BRAVE five-year-old Dylan Munro is looking forward to "the best Christmas ever" after winning a trip to Lapland for being a model patient while enduring months of painful hospital treatment.

His relieved mum, Carrie Munro, said: "This is going to be an amazing Christmas. I am going to spoil Dylan and his brother rotten and the visit to Lapland has really given us something happy to remember after all the heartache."

Dylan came out of Birming-ham Children's Hospital only on Monday last week and is now on the road to recovery.

But this had meant him undergoing four months of gruelling chemotherapy for non-Hodgkins Lymphoma - a form of cancer which had attacked Dylan's bowel as well as causing him terrible pain leading up to diagnosis.

During his lengthy spell in hospital, the plucky youngster, who lives with his mother and brother, Curtis, in Jubilee Drive, Kidderminster, was so well behaved that the children's cancer social work team put his name forward for one of the trips to Lapland offered by the When You Wish Upon a Star charity.

Miss Munro, who is 29, said the nurses "had been amazed" by Dylan throughout his treatment, which began at the end of August, after an operation had confirmed the cancer.

Miss Munro said: "He was so, so polite - even when he was in agony.
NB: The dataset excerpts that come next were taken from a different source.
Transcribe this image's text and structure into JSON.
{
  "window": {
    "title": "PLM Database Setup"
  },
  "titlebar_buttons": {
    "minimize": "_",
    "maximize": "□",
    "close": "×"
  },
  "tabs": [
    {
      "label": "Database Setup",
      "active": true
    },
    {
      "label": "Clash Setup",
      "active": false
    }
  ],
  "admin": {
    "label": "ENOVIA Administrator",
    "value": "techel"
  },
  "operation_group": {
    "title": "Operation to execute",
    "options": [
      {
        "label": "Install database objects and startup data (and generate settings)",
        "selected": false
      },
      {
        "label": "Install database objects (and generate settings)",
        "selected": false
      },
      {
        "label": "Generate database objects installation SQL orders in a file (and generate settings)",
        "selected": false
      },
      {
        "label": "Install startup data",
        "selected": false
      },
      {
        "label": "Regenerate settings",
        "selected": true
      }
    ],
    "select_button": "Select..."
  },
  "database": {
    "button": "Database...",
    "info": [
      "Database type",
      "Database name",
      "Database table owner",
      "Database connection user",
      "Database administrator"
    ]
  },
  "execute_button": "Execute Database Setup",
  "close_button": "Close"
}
Even when the nurses came to take blood - which terrified him - he would say 'please' and 'thank you' ".

This was in spite of Dylan's chemotherapy regime being more intensive than for many of the other children, said Miss Munro.

She explained Dylan was having the drugs - often associated with unpleasant side-effects - injected daily directly into his spine for a full week, rather than the more usual day or two at a time, followed by another day-or-so respite before resuming.

"The side-effects of the second and third blocks were the worst," said Miss Munro.

Dylan had suffered extremely severe mouth ulcers - so painful, he had to have large doses of morphine.

"He could not talk properly and could not even swallow his own saliva. It was really harrowing.

"As a mum you want to protect your child but I knew the therapy was the only thing which would make him well so, obviously, I had to let it carry on. "

But now Miss Munro is breathing a huge sigh of relief as the stoical boy is home - he even attended his Christmas party at Birchen Coppice First School last Wednesday.

The only sign of his recent traumatic experience has been the loss of his, usually blond, hair.

Miss Munro said: "When the doctor said cancer my heart sank. But now they have said they are quite happy to say he will make a full recovery. The disease is less serious in children."

The trip to Lapland had been "wonderful" she said. She had travelled to the country with Dylan and his brother on a plane from East Midlands Airport last Thursday.

"The boys saw Santa and Rudolph - a real reindeer. Dylan loved it to bits and his face was an absolute picture when he saw Father Christmas. They both really believe in him now," she said.